La blancura de las sábanas

Qué alboroto había siempre en la calle Venustiano Carranza, una algarabía de rancio arraigo porque adonde ahora íbamos a buscar la tela para las sábanas había sido costado del antiguo mercado del Parián, el de la Plaza del Volador donde hoy está el edificio solemne de la Suprema Corte de Justicia que no logró desterrar de junto a sí el bochinche porque parece que hay calles que no olvidan su primera vocación; ésta, al menos era de una fidelidad escandalosa; de todo se vendía dentro y fuera de las tiendas establecidas, sobre todo gritos, voceos, clamores, llamadas y pregones. Porque había dos posibilidades: ir a El puerto de Liverpool –que me dicen y yo estoy escandalizado, que ya la compró El corte inglés, ¿será cierto?- y buscar en el departamento de blancos las sábanas adecuadas o hacer lo que hacíamos: ir a “La Comercial Mexicana”, que no era una tienda departamental con el emblema de un pelícano, como es ahora, sino un puesto grande, muy grande, de telas, y escoger entre los múltiples rollos de bramante crudo de algodón, según el ancho, los metros necesarios para hacer la cantidad de sábanas que mi mamá calculaba que hacían falta en la casa y que alcanzaba el dinero que traía para comprar. Era una tela cruda y basta que necesitaría mucha mano para acabar siendo suave empaque para acomodarse entre la cobija de lana y la persona a la hora de dormir, pero el precio no tenía comparación con las sábanas ya terminadas, blancas y ligeras, empacadas una por una, que se podían comprar en los grandes almacenes.

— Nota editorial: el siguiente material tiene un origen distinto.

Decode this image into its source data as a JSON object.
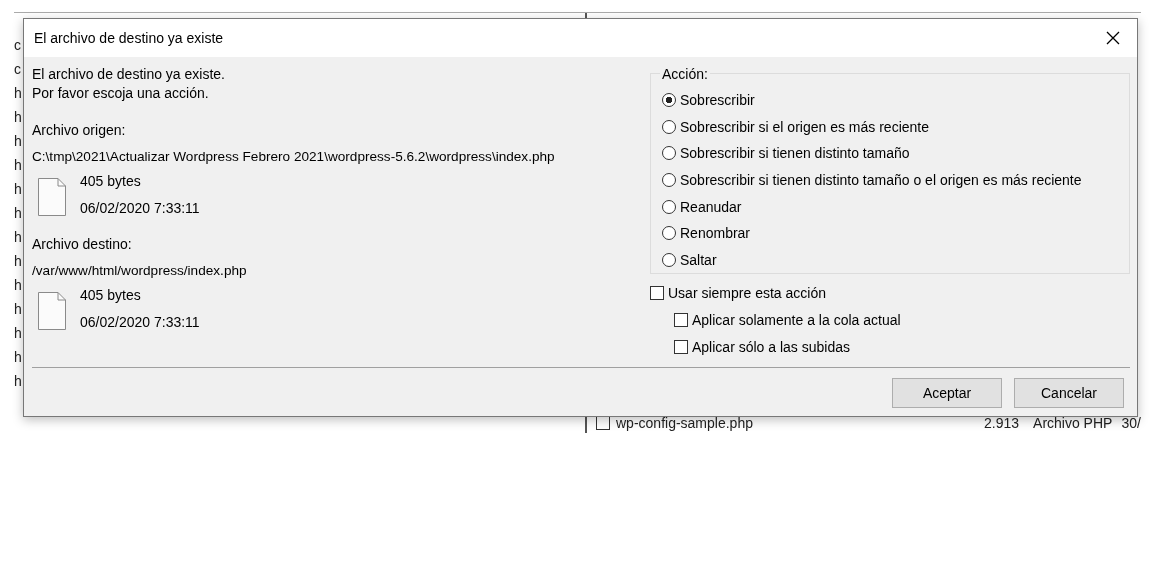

Escogido el ancho y cumplida la multiplicación de metros y las operaciones aritméticas del dinero con que se contaba para la transacción, unas grandes tijeras cortaban el inicio y las manos rasgaban de lado a lado la pieza haciendo volar un polvillo de apresto que quedaba flotando unos instantes. E irnos. Yo supongo que en eso terminaba la jornada porque ahora llevaríamos un paquete pesado de tela y lo mejor era caminar al Zócalo, a donde estuvo el primer emplazamiento del Parián que el bárbaro Santa Anna mandó destruir en el XIX y tomar el tranvía que nos dejaría justo enfrente de la casa. De alguna vez tengo el recuerdo de aquella mucha tela y mi mamá y mis hermanas midiéndola y cortándola en piezas que luego habría que dobladillar una por una en la máquina de coser; dobladillo pequeño en un extremo y ancho en el otro para que indicara las partes alta y baja de la prenda, y ya cosidas a lavarlas; lento, minucioso trabajo cuyo objetivo era deshacer el apresto de que la tela venía impregnada hasta volverla suave, y luego de muchos cambios de agua, exprimidas y vueltas a empapar y dejar en remojo, enjabonar cada pieza con abundante jabón de pasta y llevarlas a la azotea para tenderlas en el suelo al sol, con el encargo de que las blanqueara. No me acuerdo cuántas veces, cuántos días se repetía la acción, pero era hasta que las prendas quedaban completamente blancas y suaves para tenderse en las camas.

Odio las sábanas de colores y diseños, nunca en mi larga vida he comprado sábanas de fibras sintéticas y creo que ya jamás lo haré. En los hoteles y en las casas ajenas duermo incómodo porque la consistencia y el color de las telas me pica la piel y la memoria. Necesito mis fantasmas blancos, volátiles, etéreos, de bramante puro blanqueado al sol, para dormir tranquilo.